Janina Onuki
Não há dúvida de que a posse do Presidente argentino Néstor Kirchner abre novas perspectivas de diálogo para a criação de uma agenda de recuperação do Mercosul. De fato a ameaça – mesmo remota – de vitória do ex-presidente Carlos Menem criava constrangimentos prévios e inibia as perspectivas do bloco, derivada da desconfiança em relação à uma possível retomada das “relações carnais” com os Estados Unidos.
Kirchner e seu já nomeado Ministro das Relações Exteriores, Rafael Bielsa, têm insistido no Mercosul como prioridade da nova agenda externa e, insistido mais ainda no relacionamento bilateral com o Brasil.
Entretanto, ainda é cedo para comemorar. Apenas a vitória de Kirchner é um indicativo muito fraco para correr (de novo) o risco de se falar do “bloco Mercosul”. A revitalização do Mercosul depende muito mais do Brasil do que de uma atuação conjunta dos quatro países.
A imagem positiva de Lula, e o discurso da liderança do Brasil, parece empolgar nossos parceiros sul-americanos e, particularmente a Argentina. Isso porque a Argentina não tem uma agenda de política externa consolidada. A “prioridade” atribuída ao Mercosul indica mais uma falta de opção do que propriamente uma postura propositiva. O discurso de campanha de Kirchner se pautou na oposição ao modelo de política externa adotado durante o governo Menem.

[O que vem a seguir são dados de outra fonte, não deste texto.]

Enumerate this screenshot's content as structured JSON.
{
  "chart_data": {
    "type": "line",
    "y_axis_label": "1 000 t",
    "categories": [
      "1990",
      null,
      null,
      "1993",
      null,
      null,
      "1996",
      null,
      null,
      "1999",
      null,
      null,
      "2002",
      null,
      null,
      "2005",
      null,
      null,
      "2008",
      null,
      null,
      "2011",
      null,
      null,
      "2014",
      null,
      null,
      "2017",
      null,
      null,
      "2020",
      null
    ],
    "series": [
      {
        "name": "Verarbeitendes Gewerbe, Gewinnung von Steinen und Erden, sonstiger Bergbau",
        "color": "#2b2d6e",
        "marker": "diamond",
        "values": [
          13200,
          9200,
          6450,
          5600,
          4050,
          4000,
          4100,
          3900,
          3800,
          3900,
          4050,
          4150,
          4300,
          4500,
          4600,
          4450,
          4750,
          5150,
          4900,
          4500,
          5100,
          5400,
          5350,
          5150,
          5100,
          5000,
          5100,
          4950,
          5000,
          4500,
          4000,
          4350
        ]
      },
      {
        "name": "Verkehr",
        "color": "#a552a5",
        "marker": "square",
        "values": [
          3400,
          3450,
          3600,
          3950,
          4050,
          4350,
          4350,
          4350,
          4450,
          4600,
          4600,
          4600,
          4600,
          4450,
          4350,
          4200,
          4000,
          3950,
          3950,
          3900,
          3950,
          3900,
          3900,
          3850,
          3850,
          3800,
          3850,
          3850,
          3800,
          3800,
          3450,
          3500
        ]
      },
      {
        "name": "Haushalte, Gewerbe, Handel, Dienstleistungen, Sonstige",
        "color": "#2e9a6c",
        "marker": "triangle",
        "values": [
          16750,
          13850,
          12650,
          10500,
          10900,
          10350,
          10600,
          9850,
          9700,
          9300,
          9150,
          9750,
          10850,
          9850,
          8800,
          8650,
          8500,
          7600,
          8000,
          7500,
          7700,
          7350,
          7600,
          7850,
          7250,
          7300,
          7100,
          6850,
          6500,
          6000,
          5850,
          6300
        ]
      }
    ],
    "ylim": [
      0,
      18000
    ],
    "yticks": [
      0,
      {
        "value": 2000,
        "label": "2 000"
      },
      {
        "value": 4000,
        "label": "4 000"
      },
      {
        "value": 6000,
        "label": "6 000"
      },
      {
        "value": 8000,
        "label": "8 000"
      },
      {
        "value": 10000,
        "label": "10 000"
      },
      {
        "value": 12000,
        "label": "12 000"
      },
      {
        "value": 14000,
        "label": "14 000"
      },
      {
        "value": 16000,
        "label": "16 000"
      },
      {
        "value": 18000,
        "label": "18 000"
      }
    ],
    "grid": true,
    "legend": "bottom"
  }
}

Apoiar a liderança do Brasil agora parece ser a melhor alternativa de não se isolar do mundo e eliminar um ponto da complexa agenda que Kirchner tem pela frente. Além disso, a integração com o Brasil aumenta a legitimidade do próprio Presidente junto à população argentina, e pegar carona com o Brasil nas negociações internacionais em curso, não deixa de ser uma boa estratégia para um país que ainda está submetido às condicionalidades do FMI.
O desafio que o novo presidente argentino vai enfrentar nos próximos meses internamente vai testar a sua legitimidade – que Menem o impediu de conquistar no segundo turno. Embora a crise tenha sido razoavelmente controlada, Kirchner tem diante de si, todos os problemas estruturais de um sistema político que não concluiu a transição para a democracia. Diante disso, para a Argentina, a melhor postura é apoiar a liderança do Brasil.
Mas, nos últimos anos, o Mercosul sofreu impactos de crises externas e intra-bloco (sobretudo com o aumento dos conflitos comerciais, e a indefinição de regras institucionais para solucioná-los). Além disso, a crise em que mergulhou a Argentina e a incerteza sobre as eleições no Brasil no ano passado (que foram polarizadas no tema da política externa), reduziram o Mercosul a um processo sem agenda de negociação.
Por essas razões, a revitalização do bloco depende mais do direcionamento que o Brasil está disposto a dar e do que temos a oferecer para nossos parceiros. É preciso ter clareza de que não podemos usar o Mercosul simplesmente como instrumento político para adiar outras agendas de negociações internacionais, mesmo porque essa tática pode não ser mais tão eficaz (vide as declarações de Zoellick, descartando um possível acordo 4+1, proposto pelo governo brasileiro).
Mas é de se esperar que o investimento a ser feito na integração regional gere um ativo político para o Brasil, ao ser combinado com outras agendas de negociação bilateral e no âmbito multilateral. Se quisermos consolidar nossa liderança regional, reativar o Mercosul é fundamental, e este é o melhor momento. Mas é preciso ter clareza de que a Argentina tem pouco a nos oferecer, e que o processo de integração é, em si, um custo que o Brasil terá de assumir.
Janina Onuki é professora de Relações Internacionais da PUC-SP, diretora do Centro de Estudos das Negociações Internacionais (CAENI) e vice-presidente do Fórum Universitário Mercosul.
fonte: Artigo publicado no Boletim da Prospectiva Consultoria. Maio 2003.